6. The apparatus as claimed in claim 5, wherein said collars comprise a nonmagnetic material.

7. The apparatus as claimed in claim 5, wherein said plate comprises a ferromagnetic material.

8. The apparatus as claimed in claim 4, wherein said upper magnet abuts said lower magnet.

9. Apparatus for marking a location on a well casing, which comprises:

a pair of collars adapted for attachment to the exterior of said casing;

means circumferentially about said collars for spacing said collars axially apart;

a plurality of axially upper magnets affixed circumferentially about the interior of said spacing means, each of said upper magnets comprising an elongated rectangular strip having an axis parallel to the axis of said casing and having radially inner and outer faces, wherein said inner faces are of one pole and said outer faces are of the other pole;

and a plurality of axially lower magnets affixed circumferentially about the interior of said spacing means, each of said lower magnets comprising an elongated rectangular strip having an axis parallel to the axis of said casing and having radially inner and outer faces, wherein said inner faces are of one pole and said outer faces are of the other pole and said poles of said lower magnets are opposite those of said upper magnets.

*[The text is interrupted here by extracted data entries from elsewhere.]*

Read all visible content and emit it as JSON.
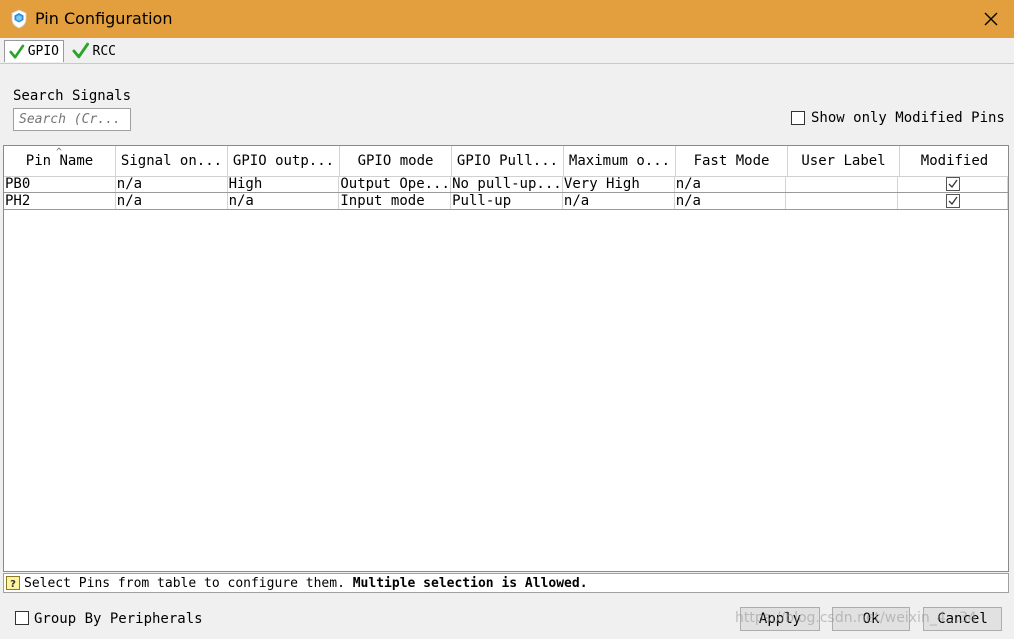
{
  "window": {
    "title": "Pin Configuration",
    "title_bar_color": "#e39f3d"
  },
  "tabs": [
    {
      "label": "GPIO",
      "icon": "green-check-icon",
      "active": true
    },
    {
      "label": "RCC",
      "icon": "green-check-icon",
      "active": false
    }
  ],
  "search": {
    "label": "Search Signals",
    "placeholder": "Search (Cr..."
  },
  "filter": {
    "show_modified_label": "Show only Modified Pins",
    "checked": false
  },
  "table": {
    "columns": [
      "Pin Name",
      "Signal on...",
      "GPIO outp...",
      "GPIO mode",
      "GPIO Pull...",
      "Maximum o...",
      "Fast Mode",
      "User Label",
      "Modified"
    ],
    "rows": [
      [
        "PB0",
        "n/a",
        "High",
        "Output Ope...",
        "No pull-up...",
        "Very High",
        "n/a",
        "",
        ""
      ],
      [
        "PH2",
        "n/a",
        "n/a",
        "Input mode",
        "Pull-up",
        "n/a",
        "n/a",
        "",
        ""
      ]
    ],
    "modified": [
      true,
      true
    ]
  },
  "status": {
    "prefix": "Select Pins from table to configure them. ",
    "bold": "Multiple selection is Allowed."
  },
  "footer": {
    "group_label": "Group By Peripherals",
    "group_checked": false,
    "buttons": {
      "apply": "Apply",
      "ok": "Ok",
      "cancel": "Cancel"
    }
  },
  "watermark": "https://blog.csdn.net/weixin_4...34"
}
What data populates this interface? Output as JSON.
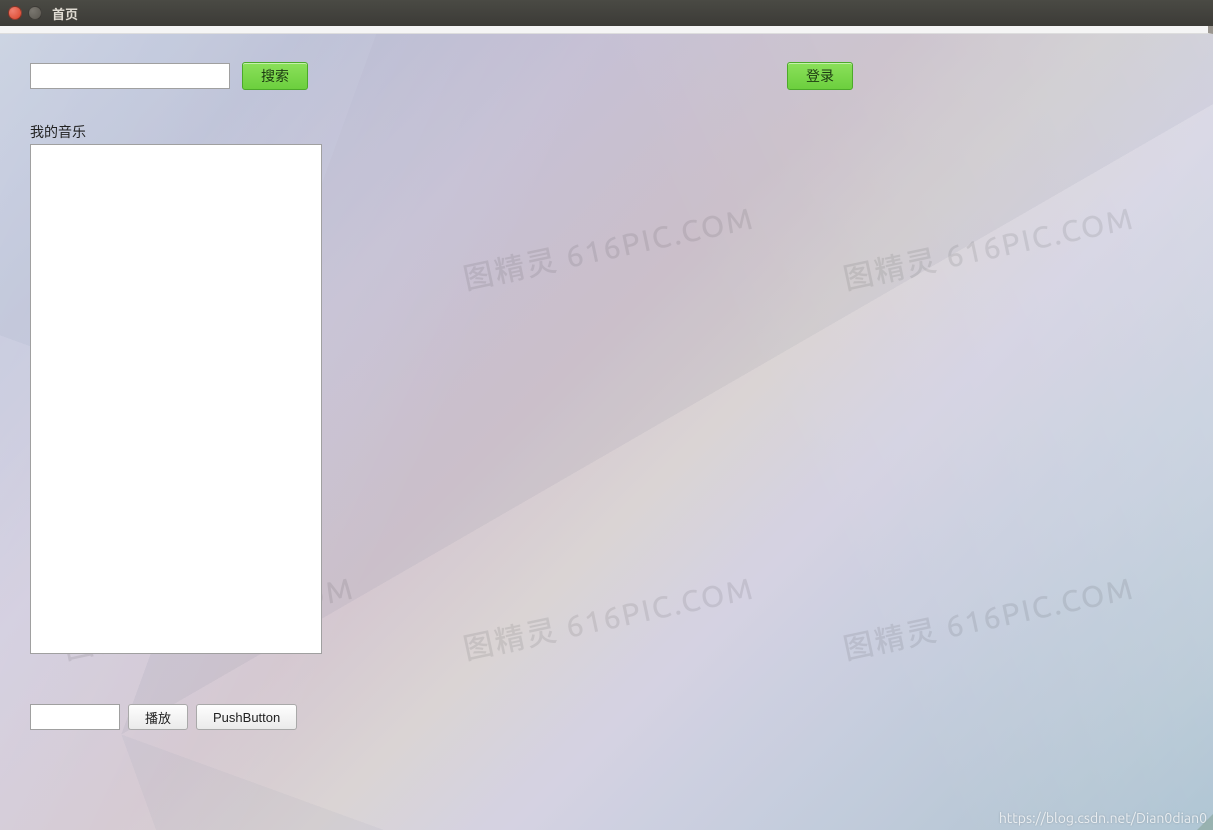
{
  "window": {
    "title": "首页"
  },
  "top": {
    "search_value": "",
    "search_button_label": "搜索",
    "login_button_label": "登录"
  },
  "sidebar": {
    "my_music_label": "我的音乐"
  },
  "bottom": {
    "input_value": "",
    "play_button_label": "播放",
    "push_button_label": "PushButton"
  },
  "watermark": {
    "text": "图精灵 616PIC.COM"
  },
  "footer": {
    "url_text": "https://blog.csdn.net/Dian0dian0"
  }
}
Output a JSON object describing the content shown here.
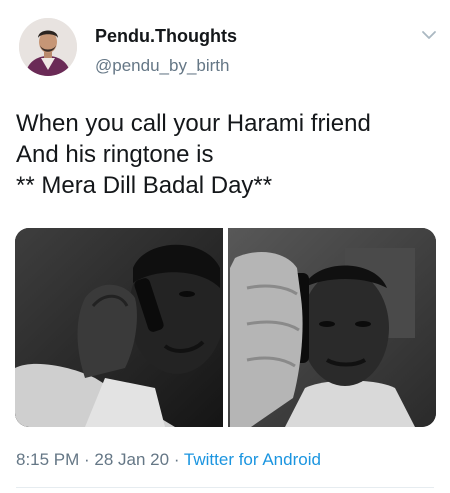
{
  "author": {
    "display_name": "Pendu.Thoughts",
    "handle": "@pendu_by_birth",
    "avatar_icon": "profile-photo"
  },
  "tweet": {
    "lines": [
      "When you call your Harami friend",
      "And his ringtone is",
      "** Mera Dill Badal Day**"
    ],
    "media_icon": "meme-photo-two-panels"
  },
  "meta": {
    "time": "8:15 PM",
    "separator": " · ",
    "date": "28 Jan 20",
    "source": "Twitter for Android"
  },
  "colors": {
    "text": "#14171a",
    "secondary": "#657786",
    "link": "#1b95e0"
  }
}
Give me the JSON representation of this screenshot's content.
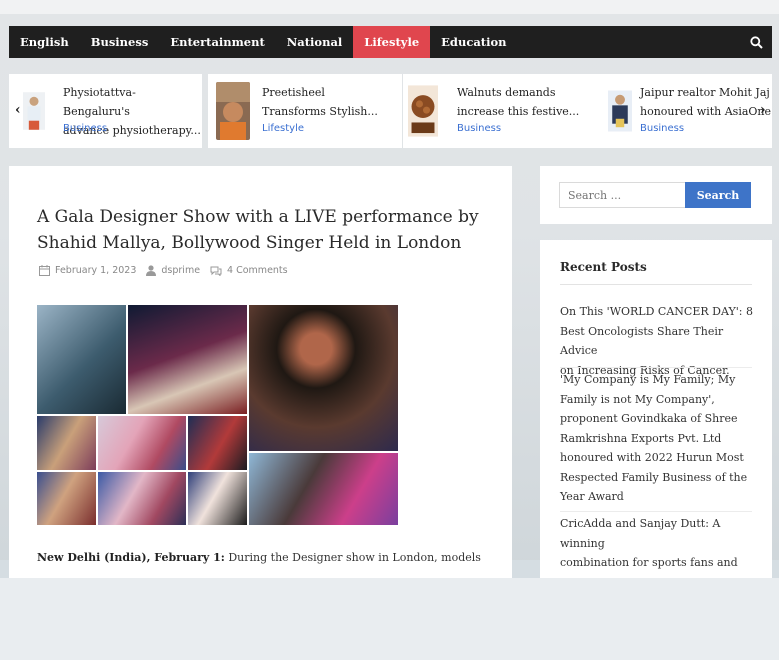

10. The apparatus as claimed in claim 9, wherein said spacing means comprises a plurality of flat elongated plates circumferentially spaced about and extending axially between said collars.

11. The apparatus as claimed in claim 10, wherein said elongated plates are comprised of a ferromagnetic material.

12. The apparatus as claimed in claim 9, wherein each of said collars is hinged, whereby said apparatus may be latched about said casing.

13. The apparatus as claimed in claim 9, wherein said collars comprise a nonmagnetic material.